Ransomware: Manufacturing Industry Pays The Highest Ransoms

Ransomware: Manufacturing Industry Pays The Highest Ransoms

On average, the amounts are just over $2 million. Regardless of industry, of all the participants in a study, only 8 percent pay amounts greater than $1 million.

Industrial companies with their own manufacturing operations pay the highest ransoms in ransomware attacks. This is the result of a study by Sophos. It found that such attacks cause the highest damage in the manufacturing sector.

For the study, Sophos evaluated ransom payments to cyber extortionists. In the manufacturing sector, an average of $2,036,189 was paid for the transfer of keys to decrypt files and servers. This is more than double the average ransom paid by all victims surveyed. This was $812,360.

Manufacturing plants are a popular target for cyber extortionists because prolonged production downtime usually results in very high costs. In addition, many plants are part of a supply chain and production disruptions would have an impact on other companies as well. In addition, Sophos noted that the production sector often uses old computer and industrial systems. Often, it is difficult to apply patches to these systems – if they are available at all, he said.

“The manufacturing industry is an attractive target for cybercriminals due to its privileged position in the supply chain.
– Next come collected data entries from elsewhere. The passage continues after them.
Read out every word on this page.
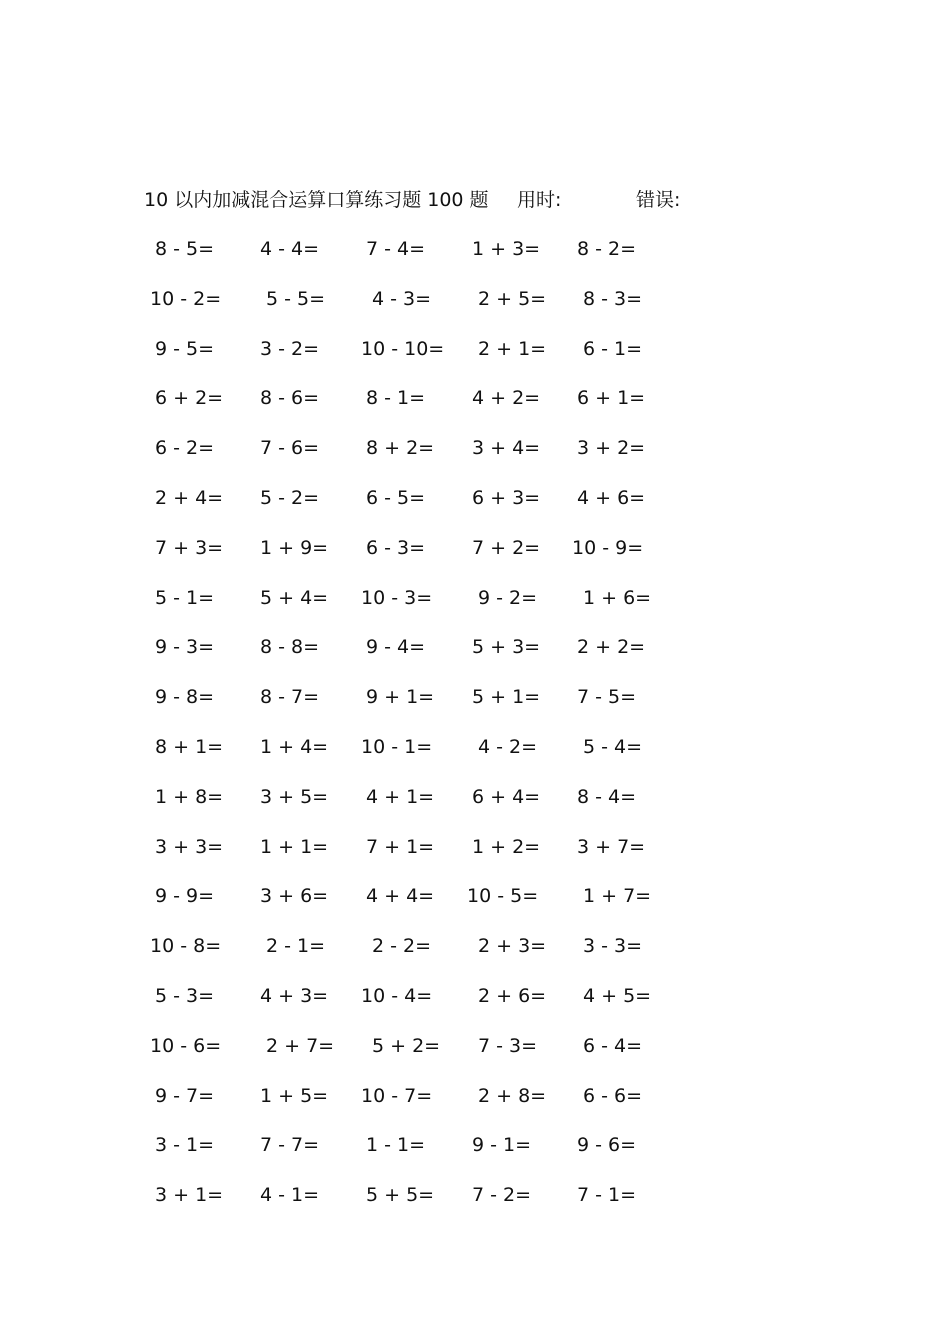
10 以内加减混合运算口算练习题 100 题 用时:	错误:
8 - 5= 4 - 4= 7 - 4= 1 + 3= 8 - 2=
10 - 2= 5 - 5= 4 - 3= 2 + 5= 8 - 3=
9 - 5= 3 - 2= 10 - 10= 2 + 1= 6 - 1=
6 + 2= 8 - 6= 8 - 1= 4 + 2= 6 + 1=
6 - 2= 7 - 6= 8 + 2= 3 + 4= 3 + 2=
2 + 4= 5 - 2= 6 - 5= 6 + 3= 4 + 6=
7 + 3= 1 + 9= 6 - 3= 7 + 2= 10 - 9=
5 - 1= 5 + 4= 10 - 3= 9 - 2= 1 + 6=
9 - 3= 8 - 8= 9 - 4= 5 + 3= 2 + 2=
9 - 8= 8 - 7= 9 + 1= 5 + 1= 7 - 5=
8 + 1= 1 + 4= 10 - 1= 4 - 2= 5 - 4=
1 + 8= 3 + 5= 4 + 1= 6 + 4= 8 - 4=
3 + 3= 1 + 1= 7 + 1= 1 + 2= 3 + 7=
9 - 9= 3 + 6= 4 + 4= 10 - 5= 1 + 7=
10 - 8= 2 - 1= 2 - 2= 2 + 3= 3 - 3=
5 - 3= 4 + 3= 10 - 4= 2 + 6= 4 + 5=
10 - 6= 2 + 7= 5 + 2= 7 - 3= 6 - 4=
9 - 7= 1 + 5= 10 - 7= 2 + 8= 6 - 6=
3 - 1= 7 - 7= 1 - 1= 9 - 1= 9 - 6=
3 + 1= 4 - 1= 5 + 5= 7 - 2= 7 - 1=
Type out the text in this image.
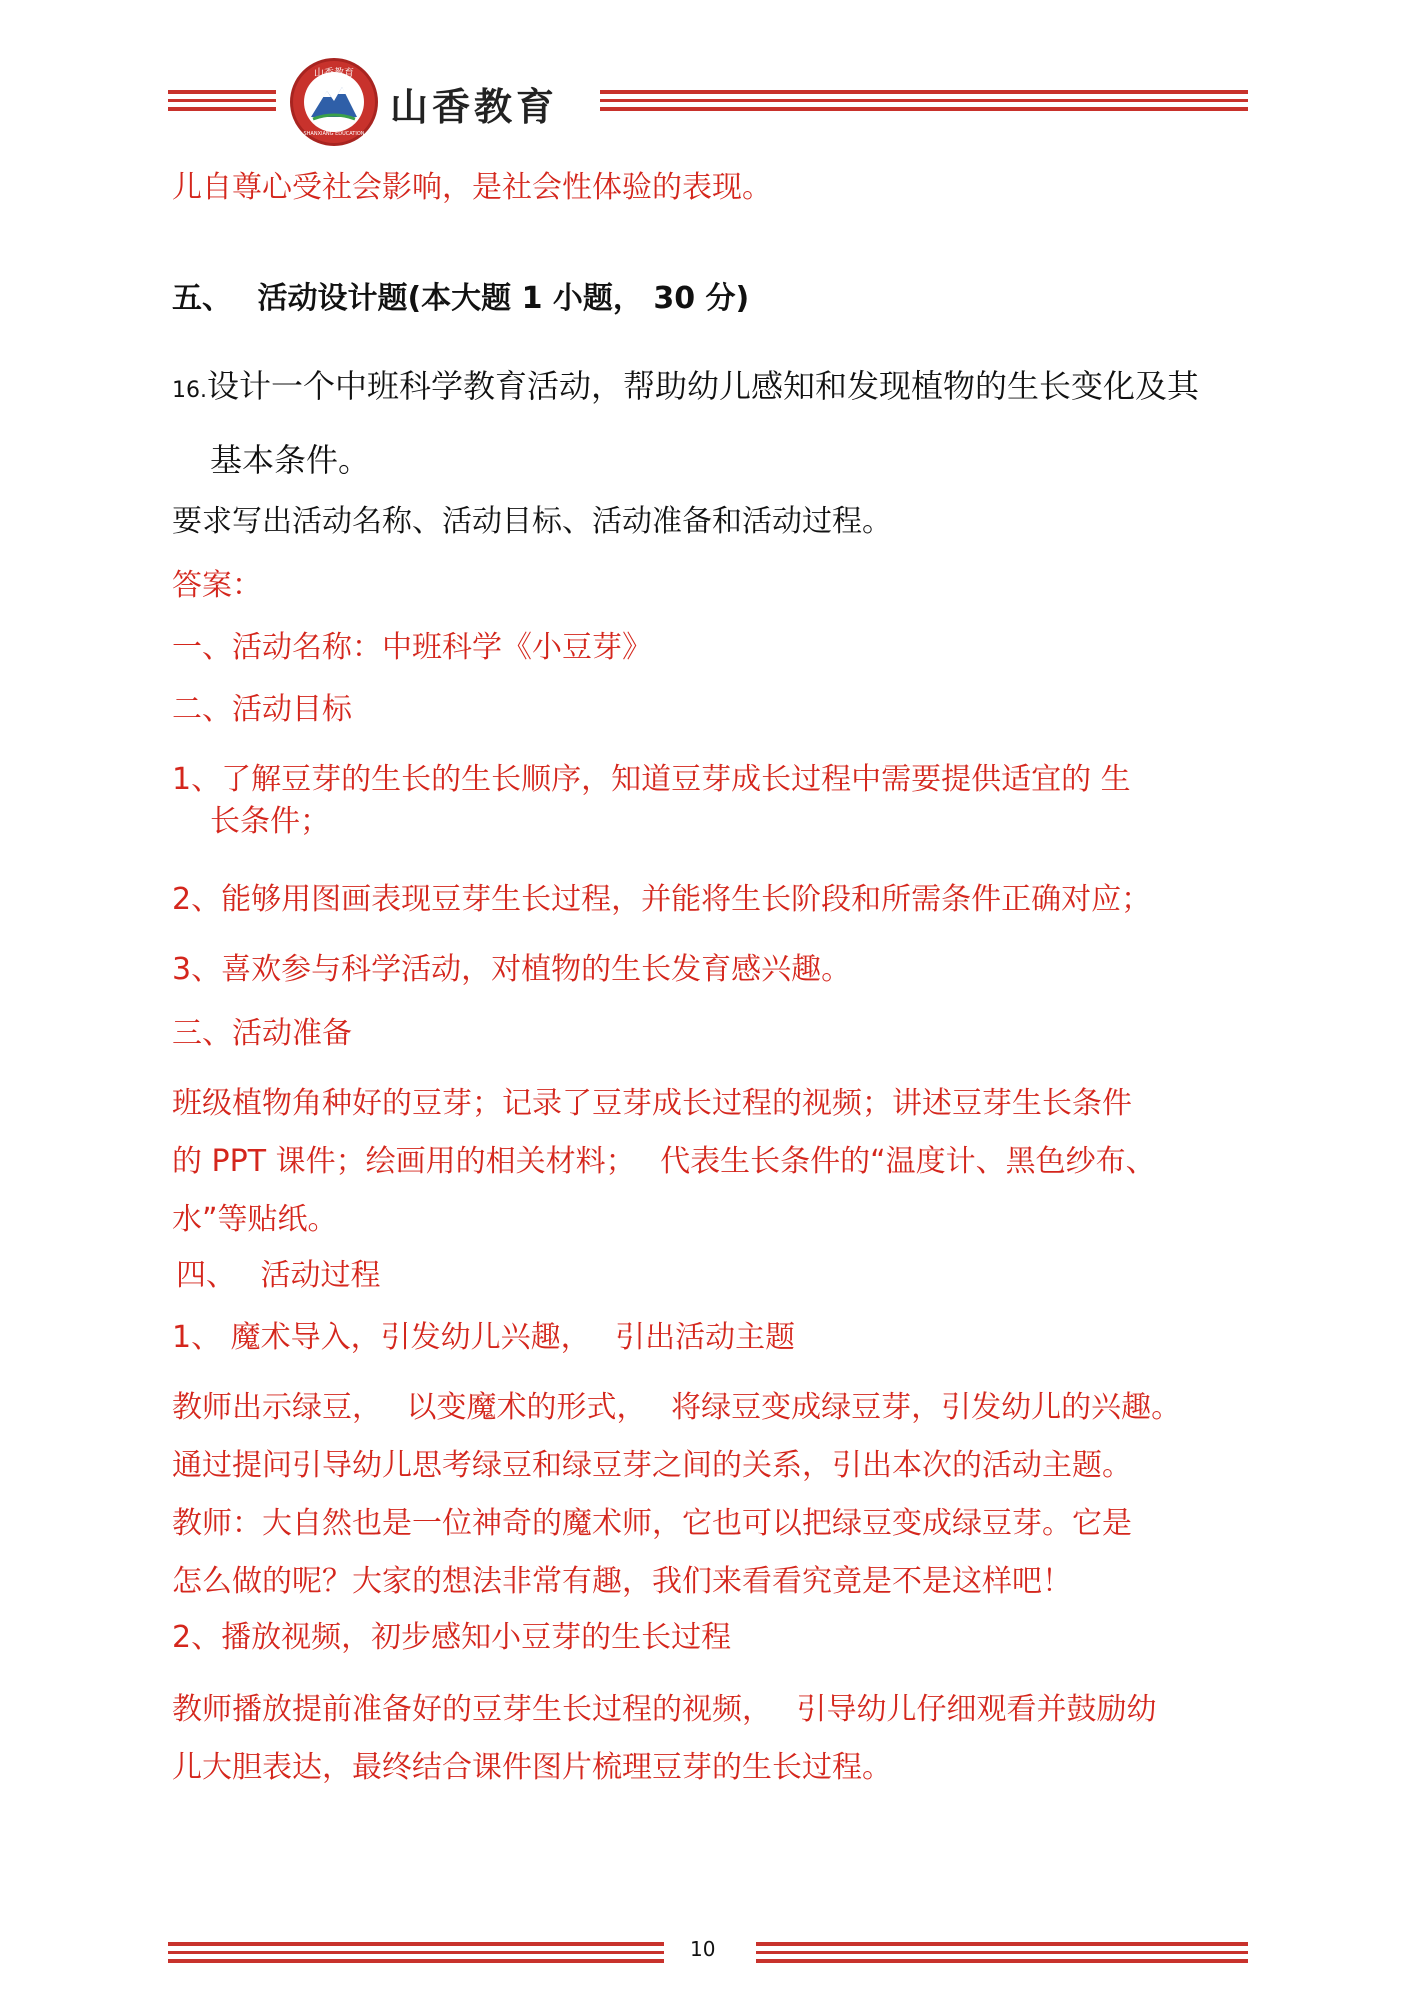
山香教育
SHANXIANG EDUCATION
山香教育
儿自尊心受社会影响，是社会性体验的表现。
五、　 活动设计题(本大题 1 小题， 30 分)
16.设计一个中班科学教育活动，帮助幼儿感知和发现植物的生长变化及其
基本条件。
要求写出活动名称、活动目标、活动准备和活动过程。
答案：
一、活动名称：中班科学《小豆芽》
二、活动目标
1、了解豆芽的生长的生长顺序，知道豆芽成长过程中需要提供适宜的 生
长条件；
2、能够用图画表现豆芽生长过程，并能将生长阶段和所需条件正确对应；
3、喜欢参与科学活动，对植物的生长发育感兴趣。
三、活动准备
班级植物角种好的豆芽；记录了豆芽成长过程的视频；讲述豆芽生长条件
的 PPT 课件；绘画用的相关材料；　 代表生长条件的“温度计、黑色纱布、
水”等贴纸。
四、　 活动过程
1、 魔术导入，引发幼儿兴趣，　 引出活动主题
教师出示绿豆，　 以变魔术的形式，　 将绿豆变成绿豆芽，引发幼儿的兴趣。
通过提问引导幼儿思考绿豆和绿豆芽之间的关系，引出本次的活动主题。
教师：大自然也是一位神奇的魔术师，它也可以把绿豆变成绿豆芽。它是
怎么做的呢？大家的想法非常有趣，我们来看看究竟是不是这样吧！
2、播放视频，初步感知小豆芽的生长过程
教师播放提前准备好的豆芽生长过程的视频，　 引导幼儿仔细观看并鼓励幼
儿大胆表达，最终结合课件图片梳理豆芽的生长过程。
10
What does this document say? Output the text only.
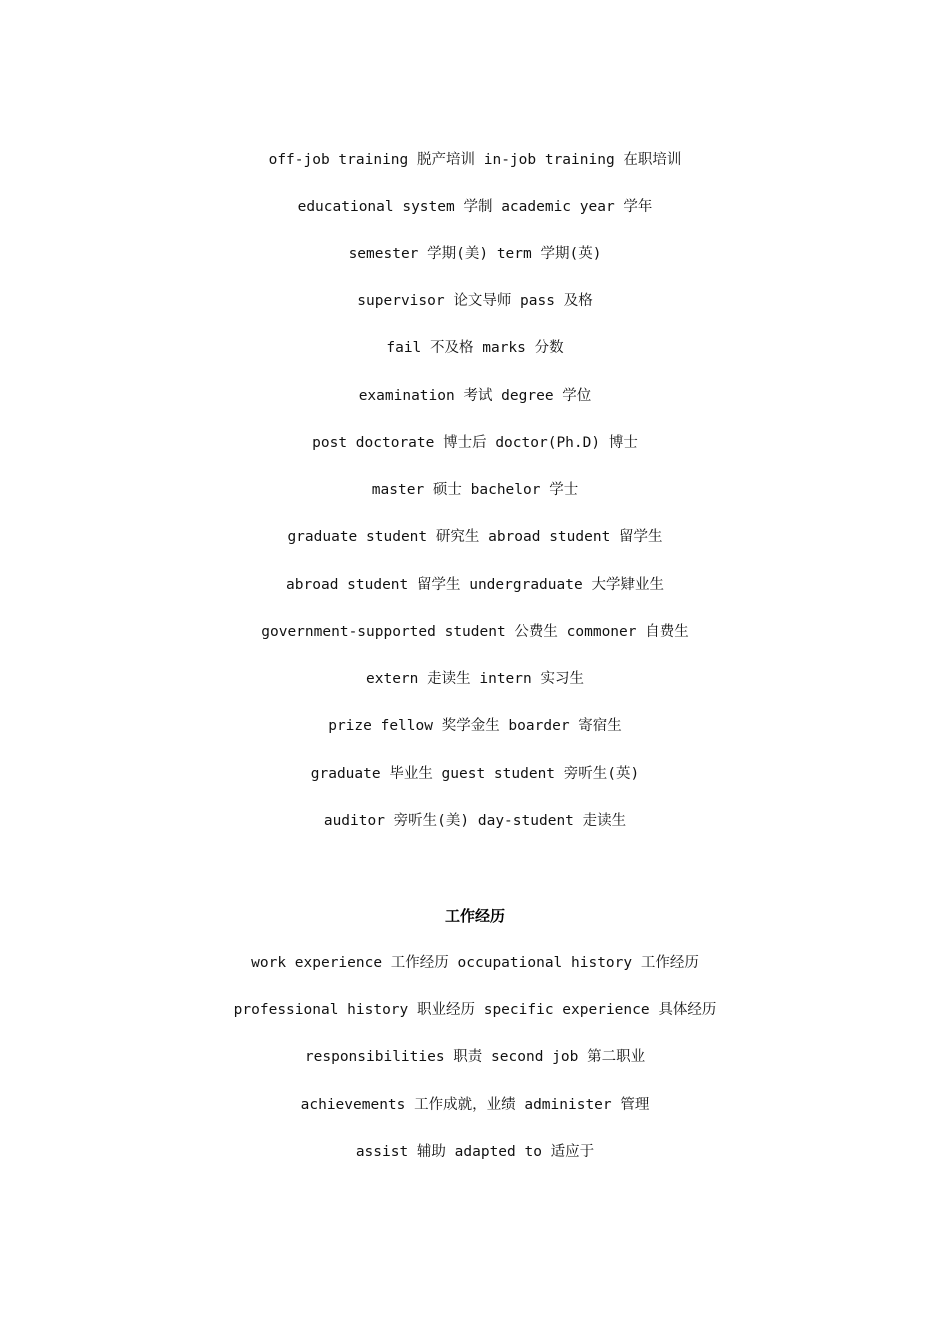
off-job training 脱产培训 in-job training 在职培训
educational system 学制 academic year 学年
semester 学期(美) term 学期(英)
supervisor 论文导师 pass 及格
fail 不及格 marks 分数
examination 考试 degree 学位
post doctorate 博士后 doctor(Ph.D) 博士
master 硕士 bachelor 学士
graduate student 研究生 abroad student 留学生
abroad student 留学生 undergraduate 大学肄业生
government-supported student 公费生 commoner 自费生
extern 走读生 intern 实习生
prize fellow 奖学金生 boarder 寄宿生
graduate 毕业生 guest student 旁听生(英)
auditor 旁听生(美) day-student 走读生
工作经历
work experience 工作经历 occupational history 工作经历
professional history 职业经历 specific experience 具体经历
responsibilities 职责 second job 第二职业
achievements 工作成就，业绩 administer 管理
assist 辅助 adapted to 适应于
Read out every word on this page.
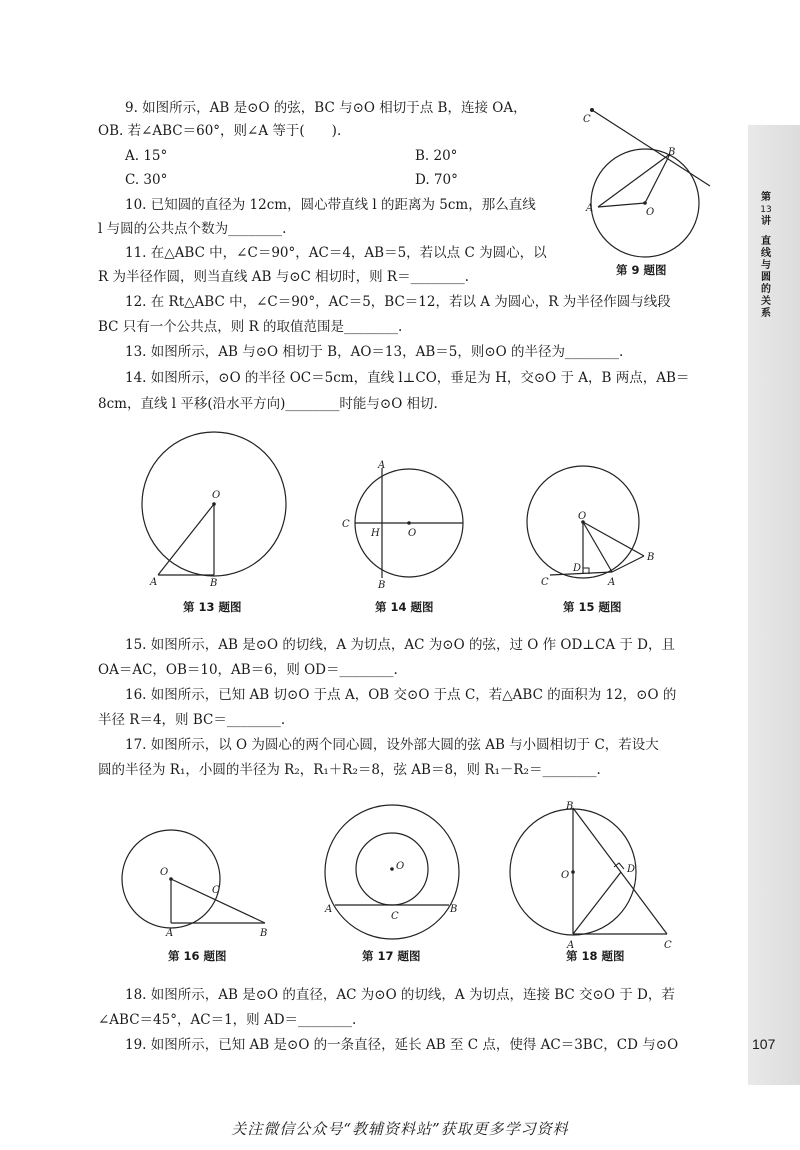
第
13
讲
直
线
与
圆
的
关
系
107
9. 如图所示，AB 是⊙O 的弦，BC 与⊙O 相切于点 B，连接 OA，
OB. 若∠ABC＝60°，则∠A 等于(　　).
A. 15°	B. 20°
C. 30°	D. 70°
C
B
A	O
第 9 题图
10. 已知圆的直径为 12cm，圆心带直线 l 的距离为 5cm，那么直线
l 与圆的公共点个数为________.
11. 在△ABC 中，∠C＝90°，AC＝4，AB＝5，若以点 C 为圆心，以
R 为半径作圆，则当直线 AB 与⊙C 相切时，则 R＝________.
12. 在 Rt△ABC 中，∠C＝90°，AC＝5，BC＝12，若以 A 为圆心，R 为半径作圆与线段
BC 只有一个公共点，则 R 的取值范围是________.
13. 如图所示，AB 与⊙O 相切于 B，AO＝13，AB＝5，则⊙O 的半径为________.
14. 如图所示，⊙O 的半径 OC＝5cm，直线 l⊥CO，垂足为 H，交⊙O 于 A，B 两点，AB＝
8cm，直线 l 平移(沿水平方向)________时能与⊙O 相切.
O
A	B
第 13 题图
A
C
H	O
B
第 14 题图
O
B
D
C	A
第 15 题图
15. 如图所示，AB 是⊙O 的切线，A 为切点，AC 为⊙O 的弦，过 O 作 OD⊥CA 于 D，且
OA＝AC，OB＝10，AB＝6，则 OD＝________.
16. 如图所示，已知 AB 切⊙O 于点 A，OB 交⊙O 于点 C，若△ABC 的面积为 12，⊙O 的
半径 R＝4，则 BC＝________.
17. 如图所示，以 O 为圆心的两个同心圆，设外部大圆的弦 AB 与小圆相切于 C，若设大
圆的半径为 R₁，小圆的半径为 R₂，R₁＋R₂＝8，弦 AB＝8，则 R₁－R₂＝________.
O
C
A	B
第 16 题图
O
A
C
B
第 17 题图
B
O
D
A	C
第 18 题图
18. 如图所示，AB 是⊙O 的直径，AC 为⊙O 的切线，A 为切点，连接 BC 交⊙O 于 D，若
∠ABC＝45°，AC＝1，则 AD＝________.
19. 如图所示，已知 AB 是⊙O 的一条直径，延长 AB 至 C 点，使得 AC＝3BC，CD 与⊙O
关注微信公众号“教辅资料站”获取更多学习资料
Outdated infrastructures and lack of visibility into the operational technology (OT) environment provide attackers with easy access and a launching pad for attacks on a compromised network,” said John Shier, senior security advisor at Sophos. “The convergence of IT and OT increases the attack surface and exacerbates an already complex threat environment.”

However, the study also shows that ransomware payments of more than $1 million tend to be the exception. Of all survey participants who agreed to their extortionists’ demands, 37 percent paid more than $100,000. Only 8 percent spent more than a million dollars for a decryption key.

Sophos also points out that paying a ransom is not always the fastest way to recover one’s data after a cyber extortion. In the manufacturing industry, only 59 percent of all data was recovered after a payment, according to the study – across all industries, the average is 61 percent.